Legge-bavaglio, sì alla fiducia al Senato scoppia la bagarre

11/06/2010

ROMA – Passa la legge-bavaglio. Quando il presidente Renato Schifani annuncia: «Proclamo il risultato…191 i presenti, 189 i votanti, 164 favorevoli, 25 contrari. Il Senato approva», l´aula è svuotata. Sui banchi del governo non c´è più neppure un sottosegretario. Il rito della fiducia – la trentaquattresima in due anni di governo Berlusconi – è stato consumato. Sono le 13 e 50. Fuori, protestano il Popolo Viola e la Federazione della stampa, avanguardia di una mobilitazione contro la legge sulle intercettazioni che ora va all´approvazione definitiva della Camera. Dentro, a Palazzo Madama, si è svolta una delle pagine più tese, difficili, buie – tra forzature e scontri – della storia repubblicana.
L´aula del Senato è stata occupata per tutta la notte dai dipietristi, avvolti nelle bandiere tricolori, che a inizio mattina si insediano sui banchi del governo e sono "sgombrati" da questori e commessi.
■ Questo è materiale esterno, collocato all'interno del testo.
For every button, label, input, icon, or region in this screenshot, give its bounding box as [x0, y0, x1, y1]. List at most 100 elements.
Il Pd al momento del voto abbandona l´aula. È Anna Finocchiaro, la capogruppo, a pronunciare parole di fuoco: «Da qui comincia il massacro delle libertà. Voi volete un popolo cieco, sordo, manipolabile e bue. Volete nascondere i vostri affari, l´uso delle risorse pubbliche e tutelare la vostra privacy. Chi vota la fiducia vota la limitazione della libertà di informazione e di essere informato, la limitazione dei mezzi a disposizione degli investigatori per accertare reati e individuare i colpevoli. Il gruppo dei Democratici non parteciperà al voto». Standing ovation nelle file del centrosinistra e cori di "buuh, vergogna" del centrodestra. Schiamazzi, insulti. Tra Pd e Pdl è muro contro muro. «Abbandonando l´aula dimostrate il disprezzo delle istituzioni e l´arroganza», attacca il presidente dei senatori Pdl, Maurizio Gasparri mentre i Democratici sciamano fuori. Il Guardasigilli Angelino Alfano si offre alle telecamere soddisfatto: «Si realizza un punto di programma; noi consentiamo l´uso delle intercettazioni impedendone l´abuso; il testo è un punto di equilibrio e i cittadini lo apprezzeranno».
Berlusconi è sicuro di avere ormai in tasca le norme che limitano le intercettazioni rendendole possibili per 75 giorni (prorogabili di tre giorni in tre giorni); che consente la pubblicazione degli atti delle indagini in corso solo per riassunto; che sanziona con multe dai 300 mila ai 450 mila euro gli editori che violano i divieti; che impedisce ogni intercettazione ambientale e che, infine, applica i divieti anche ai processi in corso. I finiani un po´ scalciano. Fabio Granata infatti dichiara: «La fiducia al Senato ha impedito miglioramenti al ddl; la Camera ora modifichi il testo sui reati di mafia». Tuttavia anche a Montecitorio dovrebbe essere messa l´ennesima fiducia.
Antonio Di Pietro chiede al presidente Napolitano di non firmare e annuncia il referendum. Dopo l´espulsione dei suoi dall´aula, in una conferenza stampa improvvisata lancia la condanna: «Ai cittadini dico: svegliatevi, occorre una nuova resistenza. Le Camere sono in uno stato di illegalità permanente, la maggioranza ha compiuto un atto di prevaricazione che nemmeno il fascismo…». E chiede al Pd maggiore determinazione contro «le iniziative di questo governo piduista; essere come Ponzio Pilato e lavarsi le mani è peggio che essere come Erode». I dipietristi però scelgono di restare in aula e votare no. Come l´Udc; l´Api di Rutelli («Questa legge aiuterà il crimine»); Mpa; i Radicali. Emma Bonino accusa: «È una china rovinosa in cui trascinate le istituzioni parlamentari». Non sono in aula invece i sette senatori a vita. Una pioggia di commenti politici: «È una legge dannosa, daremo battaglia alla Camera», assicura Rosy Bindi, presidente del Pd. E Veltroni: «Una ferita aperta per il paese». Alla Camera «ci sono margini per battere il governo», per Enrico Letta. Il centrodestra canta vittoria. Bossi fa sapere che «sì, il ddl si deve fare». Cicchitto, Pdl, parla di «buon lavoro» e denuncia: «Inquietante la virulenza dell´opposizione».